First, apologies for the appalling post title. Hopefully, the temptation to make jokes which are both bad and in bad taste will be explained and even vindicated by the actual content of the post. Probably, though, this will remain just a hope.
More substantively, I went to see an excellent presentation on early twentieth century British liberalism, and particularly Hobhouse - about whom I know basically nothing apart from what I learnt from the presentation - yesterday. Part of the point of the presentation was to suggest that the approach which Hobhouse and other so-called 'New Liberals' took to issues of disagreement are potentially fruitful resources for contemporary liberals to draw on in thinking about how to deal with disagreement now. One of the questions suggested that this was a mistake because the context in which the disagreement which Hobhouse et al. were concerned with was quite different, in particular that it didn't involve widespread, visible, ethnic difference.

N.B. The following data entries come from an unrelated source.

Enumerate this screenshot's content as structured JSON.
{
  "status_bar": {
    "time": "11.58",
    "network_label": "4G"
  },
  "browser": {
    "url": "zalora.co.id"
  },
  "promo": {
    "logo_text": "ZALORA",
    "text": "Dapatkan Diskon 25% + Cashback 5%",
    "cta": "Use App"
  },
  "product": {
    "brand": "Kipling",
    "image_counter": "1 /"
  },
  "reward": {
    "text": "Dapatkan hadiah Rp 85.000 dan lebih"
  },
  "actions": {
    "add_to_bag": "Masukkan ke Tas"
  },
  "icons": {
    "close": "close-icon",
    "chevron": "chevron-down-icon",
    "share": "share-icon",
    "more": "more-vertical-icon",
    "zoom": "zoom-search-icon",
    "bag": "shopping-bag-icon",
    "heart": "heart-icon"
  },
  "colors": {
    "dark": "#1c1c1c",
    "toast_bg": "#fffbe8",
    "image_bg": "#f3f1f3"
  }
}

I'm not sure the British Edwardian society was actually any more internally cohesive - party politics was conducted on significantly religious lines, with the temperance movement an integral part of one political party's appeal, and that's without even mentioning the Irish problem - or any less worried about immigrants - I understand that contemporary debates about asylum seekers are not very dissimilar to early twentieth century ones about Jewish immigration from Eastern Europe - than we seem to be, so I'm dubious about the historical claim. I'm also dubious about looking at contemporary liberal debates about toleration and state neutrality through the lens of the last five or so years: Political Liberalism is a text about dealing with the American Religious Right, I think, rather than Islamists, and even Brian Barry's somewhat hysterical Culture and Equality is at least as much about the Amish as anyone else, neither of which would have necessarily been problems alien in their basic structure to Hobhouse.

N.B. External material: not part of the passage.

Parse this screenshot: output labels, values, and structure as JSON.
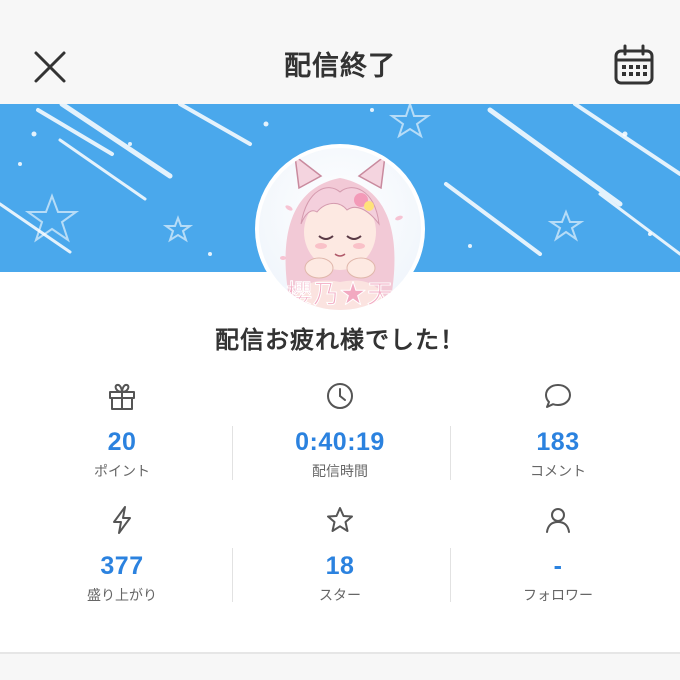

It's not just that I am dubious about this specific claim about the difference between contemporary and historical conditions, though. I think I am dubious about most claims that current problems - and I suppose perhaps particularly the problem of Islamist terrorism - are problems which have no documented historical counterparts. I suppose we could put the worry like this: is it Orientalist to think that Islamist terrorism poses a unique problem, without any historical analogies at all? I mean, the past may be a different country, but the basic problems of securing an intelligible and humane political order don't change across national borders - no-one thinks with DeMaistre anymore that there are only Frenchmen, Englishmen, Spaniards and so on.